I thought so but the parenthesis are interpreted as FunctionCallNoName which means we are in the Access rule which is

Access =  ((ident:IDENT_CORE { tokenPos; } '&' ![&=] - { core->token[1] += 1; $$=l=nq_onAddressOf(core->this, nq_onVarAccess(core->this, NULL, ident)); }) # special case: blah& is always a reference. blah & blih is a binary and.
          | l:Value)
                ((
                    - '[' - { tokenPos; nq_onArrayAccessStart(core->this, l); }
                             index:Expr - { nq_onStatement(core->this, index); }
                   (',' WS index:Expr - { nq_onStatement(core->this, index); })*
                    - CLOS_SQUAR ~{ throwError(NQE_EXP_CLOSING_SQUAR, "Malformed array access!
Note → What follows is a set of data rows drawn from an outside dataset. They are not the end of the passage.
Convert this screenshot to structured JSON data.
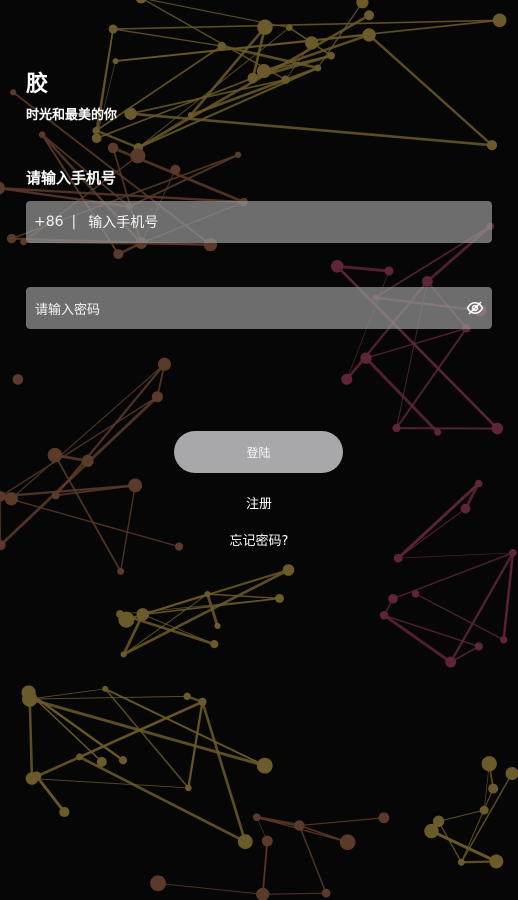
{
  "app": {
    "title": "胶",
    "subtitle": "时光和最美的你"
  },
  "form": {
    "heading": "请输入手机号",
    "phone_prefix": "+86",
    "phone_separator": "|",
    "phone_placeholder": "输入手机号",
    "password_placeholder": "请输入密码",
    "password_toggle_icon": "eye-off-icon"
  },
  "actions": {
    "login_label": "登陆",
    "register_label": "注册",
    "forgot_label": "忘记密码?"
  },
  "colors": {
    "background": "#060606",
    "network_gold": "#6b5a2a",
    "network_brown": "#5b3a2a",
    "network_magenta": "#5e2535",
    "button": "#a8a8aa"
  }
}
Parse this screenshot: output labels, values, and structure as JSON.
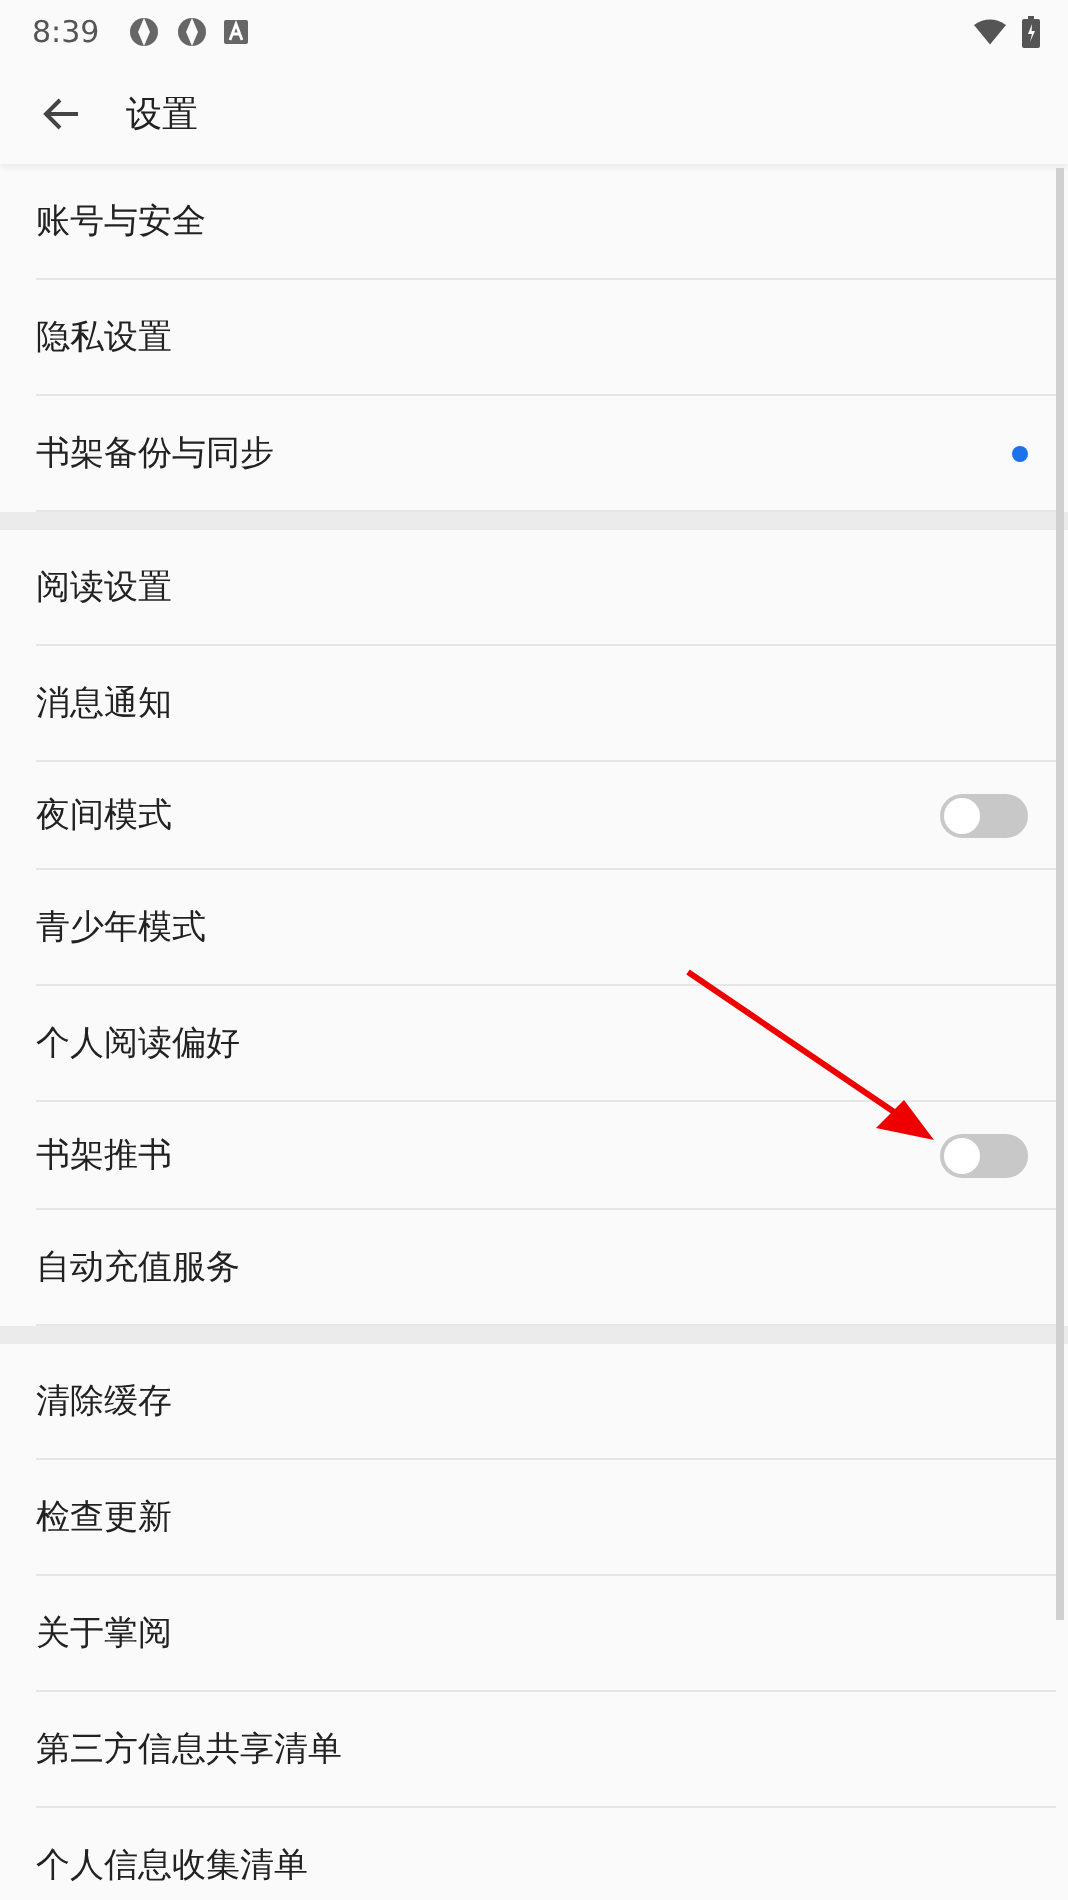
{
  "status_bar": {
    "time": "8:39"
  },
  "header": {
    "title": "设置"
  },
  "sections": [
    {
      "items": [
        {
          "kind": "plain",
          "label": "账号与安全"
        },
        {
          "kind": "plain",
          "label": "隐私设置"
        },
        {
          "kind": "dot",
          "label": "书架备份与同步",
          "color": "#1a73e8"
        }
      ]
    },
    {
      "items": [
        {
          "kind": "plain",
          "label": "阅读设置"
        },
        {
          "kind": "plain",
          "label": "消息通知"
        },
        {
          "kind": "toggle",
          "label": "夜间模式",
          "on": false
        },
        {
          "kind": "plain",
          "label": "青少年模式"
        },
        {
          "kind": "plain",
          "label": "个人阅读偏好"
        },
        {
          "kind": "toggle",
          "label": "书架推书",
          "on": false
        },
        {
          "kind": "plain",
          "label": "自动充值服务"
        }
      ]
    },
    {
      "items": [
        {
          "kind": "plain",
          "label": "清除缓存"
        },
        {
          "kind": "plain",
          "label": "检查更新"
        },
        {
          "kind": "plain",
          "label": "关于掌阅"
        },
        {
          "kind": "plain",
          "label": "第三方信息共享清单"
        },
        {
          "kind": "plain",
          "label": "个人信息收集清单"
        }
      ]
    }
  ]
}
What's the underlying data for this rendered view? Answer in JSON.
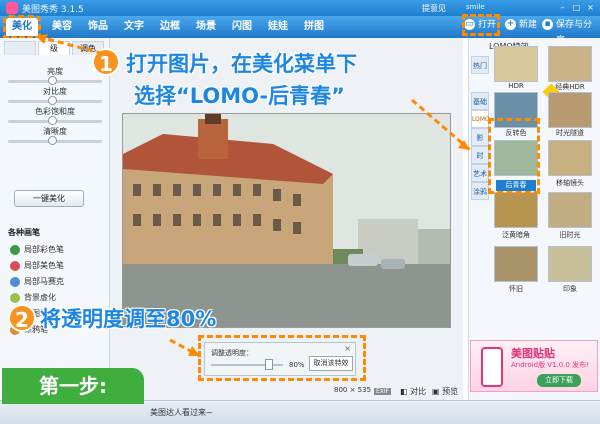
{
  "app": {
    "title": "美图秀秀 3.1.5",
    "user": "提意见",
    "username": "smile"
  },
  "nav": {
    "tabs": [
      "美化",
      "美容",
      "饰品",
      "文字",
      "边框",
      "场景",
      "闪图",
      "娃娃",
      "拼图"
    ],
    "active_tab": "美化",
    "open_label": "打开",
    "new_label": "新建",
    "save_label": "保存与分享"
  },
  "left_panel": {
    "tabs": [
      "",
      "级",
      "调色"
    ],
    "sliders": [
      {
        "label": "亮度",
        "value": 0.5
      },
      {
        "label": "对比度",
        "value": 0.5
      },
      {
        "label": "色彩饱和度",
        "value": 0.5
      },
      {
        "label": "清晰度",
        "value": 0.5
      }
    ],
    "one_key_label": "一键美化",
    "brush_title": "各种画笔",
    "brushes": [
      "局部彩色笔",
      "局部美色笔",
      "局部马赛克",
      "背景虚化",
      "抠图笔",
      "涂鸦笔"
    ]
  },
  "canvas": {
    "size_readout": "800 × 535",
    "exif_label": "EXIF",
    "compare_label": "对比",
    "preview_label": "预览"
  },
  "dialog": {
    "label": "调整透明度：",
    "value": 0.8,
    "percent_text": "80%",
    "cancel_label": "取消该特效"
  },
  "right_panel": {
    "header": "LOMO特效",
    "categories": [
      "热门",
      "基础",
      "LOMO",
      "影",
      "时",
      "艺术",
      "涂鸦"
    ],
    "active_category": "LOMO",
    "effects": [
      {
        "label": "HDR",
        "color": "#d8c79a"
      },
      {
        "label": "经典HDR",
        "color": "#c9b285"
      },
      {
        "label": "反转色",
        "color": "#6c8fa8"
      },
      {
        "label": "时光隧道",
        "color": "#b89a70"
      },
      {
        "label": "后青春",
        "color": "#9fb89c"
      },
      {
        "label": "移轴镜头",
        "color": "#c7b080"
      },
      {
        "label": "泛黄暗角",
        "color": "#b7954f"
      },
      {
        "label": "旧时光",
        "color": "#c2ad82"
      },
      {
        "label": "怀旧",
        "color": "#a89468"
      },
      {
        "label": "印象",
        "color": "#c7c09a"
      }
    ],
    "selected_effect": "后青春"
  },
  "ad": {
    "title": "美图贴贴",
    "subtitle": "Android版 V1.0.0 发布!",
    "button": "立即下载"
  },
  "status": {
    "message": "美图达人看过来~"
  },
  "tutorial": {
    "step_badge": "第一步:",
    "step1_number": "1",
    "step1_line1": "打开图片，在美化菜单下",
    "step1_line2": "选择“LOMO-后青春”",
    "step2_number": "2",
    "step2_text": "将透明度调至80%"
  },
  "colors": {
    "accent": "#1d86e3",
    "highlight": "#ff8a00",
    "badge": "#3fae3f"
  }
}
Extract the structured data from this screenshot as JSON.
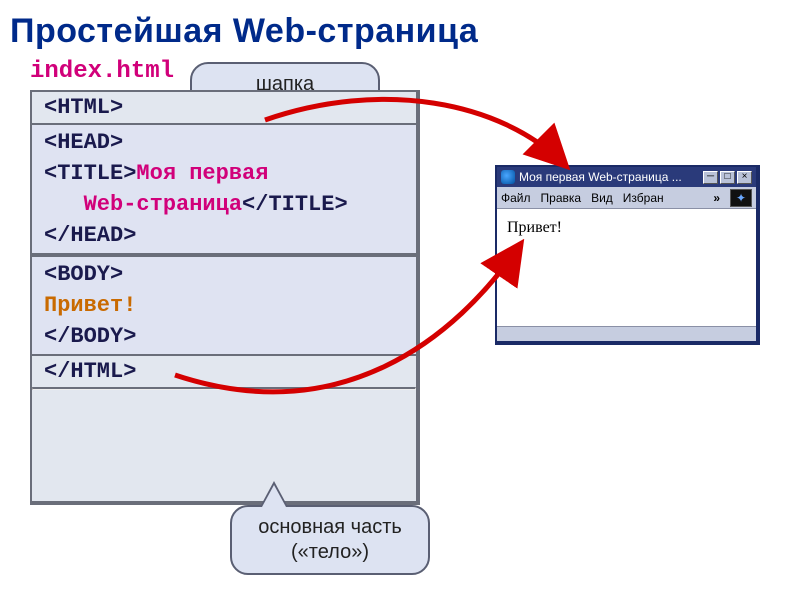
{
  "title": "Простейшая Web-страница",
  "filename": "index.html",
  "callouts": {
    "top": "шапка («голова»)",
    "bottom_line1": "основная часть",
    "bottom_line2": "(«тело»)"
  },
  "code": {
    "html_open": "<HTML>",
    "head_open": "<HEAD>",
    "title_open": "<TITLE>",
    "title_text1": "Моя первая",
    "title_text2": "Web-страница",
    "title_close": "</TITLE>",
    "head_close": "</HEAD>",
    "body_open": "<BODY>",
    "body_text": "Привет!",
    "body_close": "</BODY>",
    "html_close": "</HTML>"
  },
  "browser": {
    "title": "Моя первая Web-страница ...",
    "menu": {
      "file": "Файл",
      "edit": "Правка",
      "view": "Вид",
      "fav": "Избран",
      "more": "»"
    },
    "page_text": "Привет!"
  }
}
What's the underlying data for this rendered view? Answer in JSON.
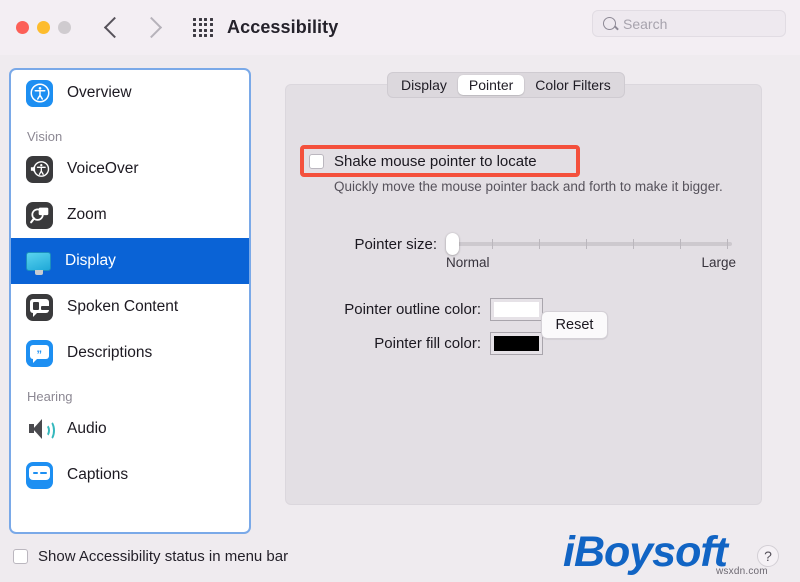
{
  "window": {
    "title": "Accessibility",
    "traffic_lights": [
      "close",
      "minimize",
      "zoom"
    ],
    "back_icon": "chevron-left-icon",
    "forward_icon": "chevron-right-icon",
    "grid_icon": "grid-apps-icon"
  },
  "search": {
    "placeholder": "Search",
    "value": "",
    "icon": "search-icon"
  },
  "sidebar": {
    "items": [
      {
        "label": "Overview",
        "icon": "accessibility-icon",
        "selected": false
      },
      {
        "label": "VoiceOver",
        "icon": "voiceover-icon",
        "selected": false
      },
      {
        "label": "Zoom",
        "icon": "zoom-icon",
        "selected": false
      },
      {
        "label": "Display",
        "icon": "display-monitor-icon",
        "selected": true
      },
      {
        "label": "Spoken Content",
        "icon": "speech-bubble-icon",
        "selected": false
      },
      {
        "label": "Descriptions",
        "icon": "descriptions-icon",
        "selected": false
      },
      {
        "label": "Audio",
        "icon": "speaker-icon",
        "selected": false
      },
      {
        "label": "Captions",
        "icon": "captions-icon",
        "selected": false
      }
    ],
    "groups": {
      "vision": "Vision",
      "hearing": "Hearing"
    }
  },
  "bottom": {
    "show_status_label": "Show Accessibility status in menu bar",
    "show_status_checked": false
  },
  "main": {
    "tabs": [
      {
        "label": "Display",
        "active": false
      },
      {
        "label": "Pointer",
        "active": true
      },
      {
        "label": "Color Filters",
        "active": false
      }
    ],
    "shake": {
      "label": "Shake mouse pointer to locate",
      "checked": false,
      "help": "Quickly move the mouse pointer back and forth to make it bigger."
    },
    "pointer_size": {
      "label": "Pointer size:",
      "min_label": "Normal",
      "max_label": "Large",
      "value": 0,
      "ticks": 6
    },
    "outline_color": {
      "label": "Pointer outline color:",
      "value": "#ffffff"
    },
    "fill_color": {
      "label": "Pointer fill color:",
      "value": "#000000"
    },
    "reset_label": "Reset"
  },
  "annotation": {
    "color": "#f4503c",
    "target": "shake-mouse-pointer-checkbox"
  },
  "watermark": {
    "brand": "iBoysoft",
    "site": "wsxdn.com",
    "help_label": "?"
  }
}
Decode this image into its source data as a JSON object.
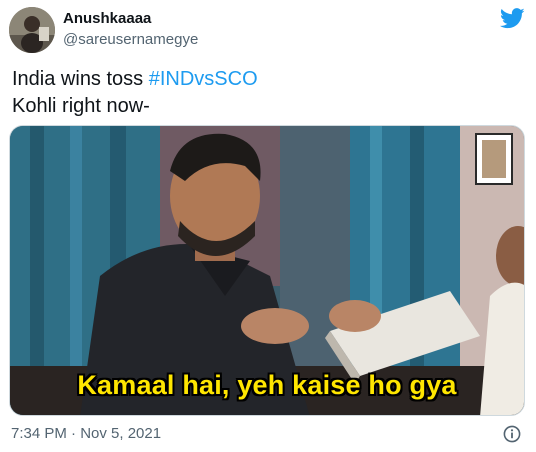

Expected ']' to end array access.\n"); }
                    - { $$=l=nq_onArrayAccessEnd(core->this); }

                 )
                | - call:FunctionCall                   { nq_onFunctionCallExpr(core->this, call, l); $$=l=call; }
                | - r:IDENT_CORE { tokenPos; $$=l=nq_onVarAccess(core->this, l, r); }
                | - AS_KW { tokenPos; } -  r:Type       { $$=l=nq_onCast(core->this, l, r); }
                | '&' ![&=] - &([ \t\r\n;,)}] | ']')    { core->token[1] += 1; $$=l=nq_onAddressOf(core->this, l); }
                | '@'                                    { $$=l=nq_onDereference(core->this, l); }
                | - call:FunctionCallNoname             { $$=l=nq_onFunctionCallCombo(core->this, call, l); }
                )* -

(FunctionCallNoName only appears in this rule)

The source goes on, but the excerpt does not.